Another easy way to encourage drowsiness before bed is to eat foods rich in the hormone. White and black mustard, almonds, sunflower seeds, cherries and flax seeds are all rich in melatonin. And while they do not boast as high a percentage, oats, barley, bananas, ginger and tomatoes also contain the hormone.
4. Sleep in multiples of 90 minutes.
A typical sleep cycle lasts for about an hour and a half. If you wake up in the middle of of sleep cycle, you are more likely to feel groggy. If you do not trust your math, the SleepyTime smartphone app and web application can help you figure out the optimal time for you to go to sleep based on what time you are going to have to wake up.
5. Work out. (During the day, of course.)
Setting yourself up for a good, restorative sleep starts during the day. If you exercise, you will likely have an easier time falling asleep. And you do not need to be training for a marathon to get better rest, either. Brisk walking or resistance training is enough to noticeably improve your sleep at night, according to research from the Stanford University School of Medicine.
6. Put your phone down.
If you wake up in the middle of the night, suppress the urge to check your phone, tablet or laptop. Studies have shown the blue light emitted by these devices delay or suppress the production of melatonin, making it harder to fall back asleep.
7. Listen to sounds of waves crashing.
If you do not live near the beach, fret not. It is easy to generate fake ocean sounds (plus a number of other ambient noises) via sound machines or sound machine apps. If you are struggling to fall or stay asleep, this could be a good solution. The presence of white noise has been shown to help people with “disturbed sleep” sleep more soundly.
8. Don’t smoke.
Add getting a good night’s sleep to the long list of reasons to stop smoking. Cigarette smokers are four times more likely as nonsmokers to report feeling tired, according to research from the American College of Chest Physicians. This may be because smokers experience feelings of withdrawal when they are trying to sleep at night.

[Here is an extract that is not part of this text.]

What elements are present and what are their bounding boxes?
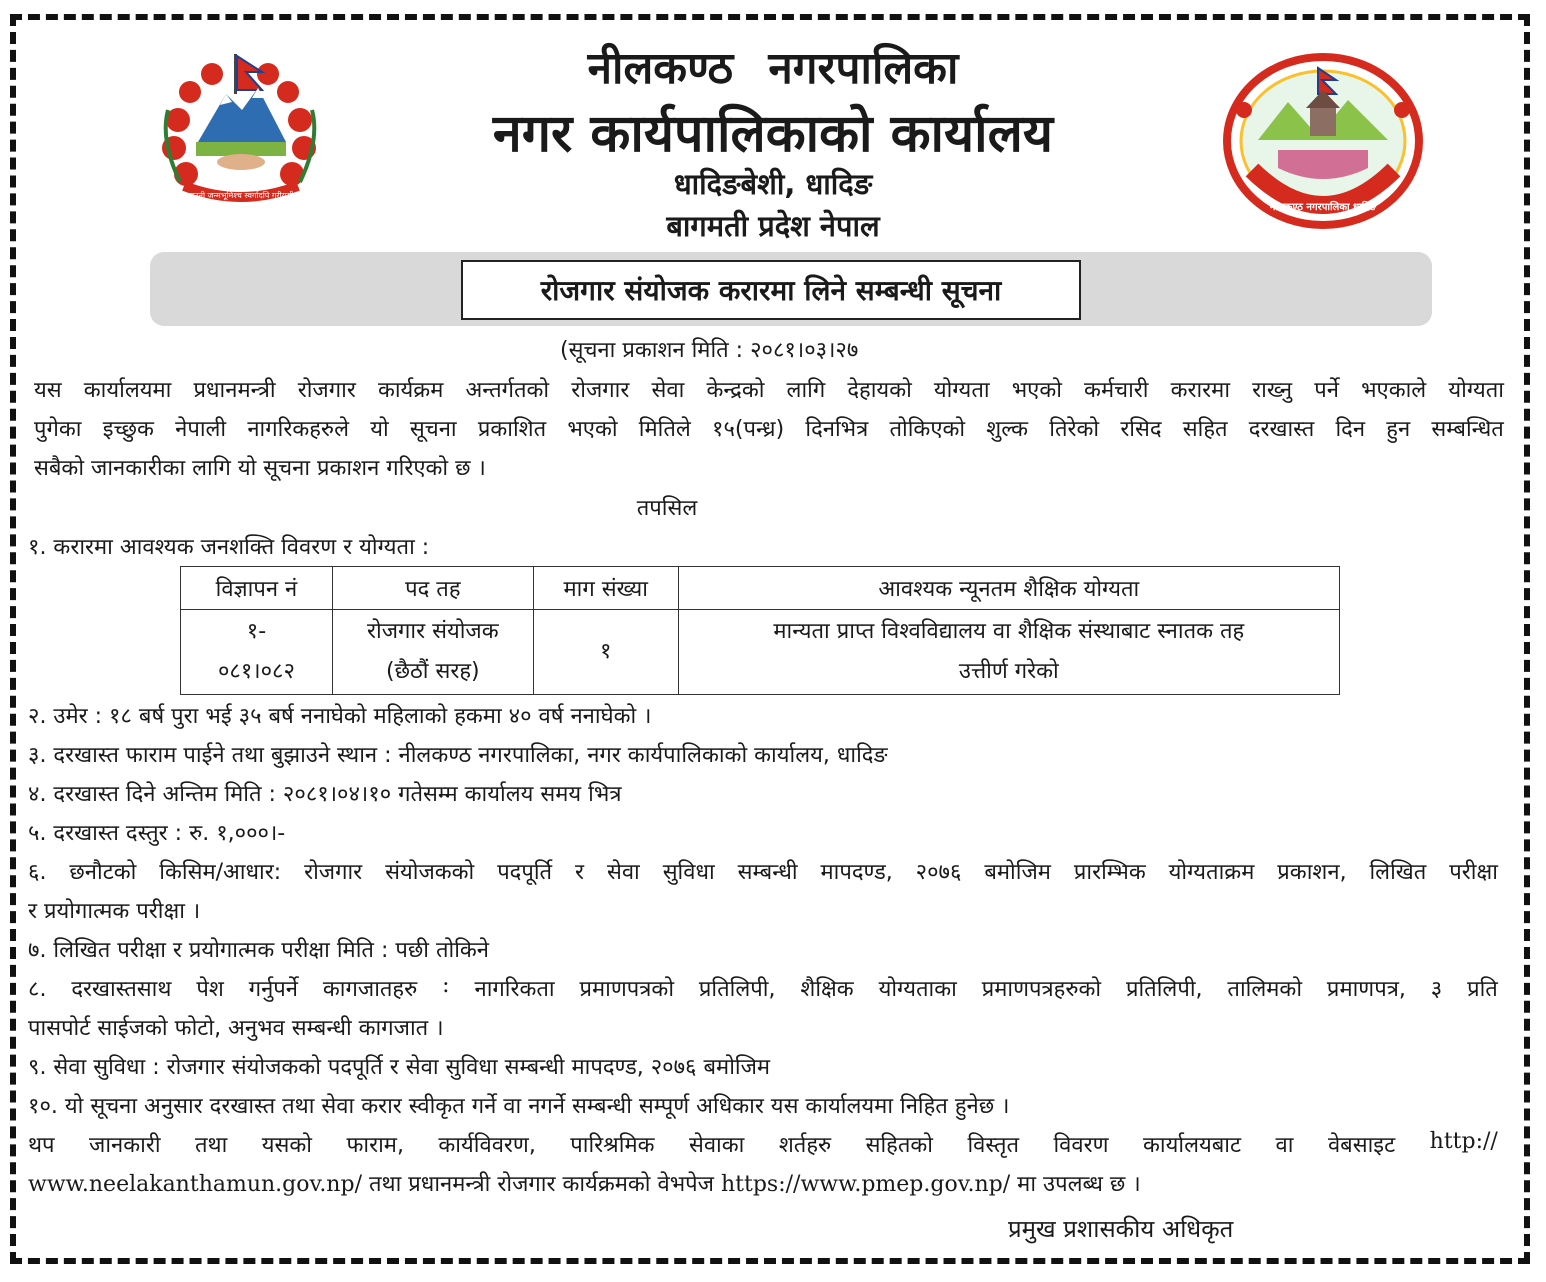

“The long-term effects of smoking on respiratory and cardiovascular health are well-known,” Dr. Alvin V. Thomas, president of the ACCP, said in a statement. “However, this study is significant because it suggests that smokers may also be deprived of the much-needed restorative effects of sleep. This study provides yet one more reason to stop smoking or to never start.” Amen.
Related: How Much Sleep Do You Really Need?
9. Write down all of your worries before you go to sleep.
Obsessing over your problems makes it very hard to get to sleep. To keep anxious thoughts at bay as you try to drift off, set aside time earlier in the evening to write down what you are anxious about and how you plan to address the issue.
By doing so, “there is less likelihood of becoming overwhelmed/anxious and greater probability of successfully dealing with sleep-disruptive topics,” Colleen Carney from the Ryerson University in Toronto and Jack Edinger from the Duke University Medical Center said in a study that examines the link between insomnia and anxiety.
To be sure, not all worries have a concrete, direct or discernable solution. In those cases, try to find someone in your life who can serve as a sounding board and help bring some clarity to the situation.
10. Keep your sleep schedule consistent.
The more regular you can keep your sleep schedule, the better your sleep is likely to be. If you get up early during the week, try to avoid sleeping in on the weekends. While it may feel awesome at the time, the discrepancy will mess with your sleep cycle, making it harder to get a good night’s rest come Monday.
In a similar vein, while naps feel good, they can also throw off your sleep schedule, particularly if you take them in the afternoon or evening.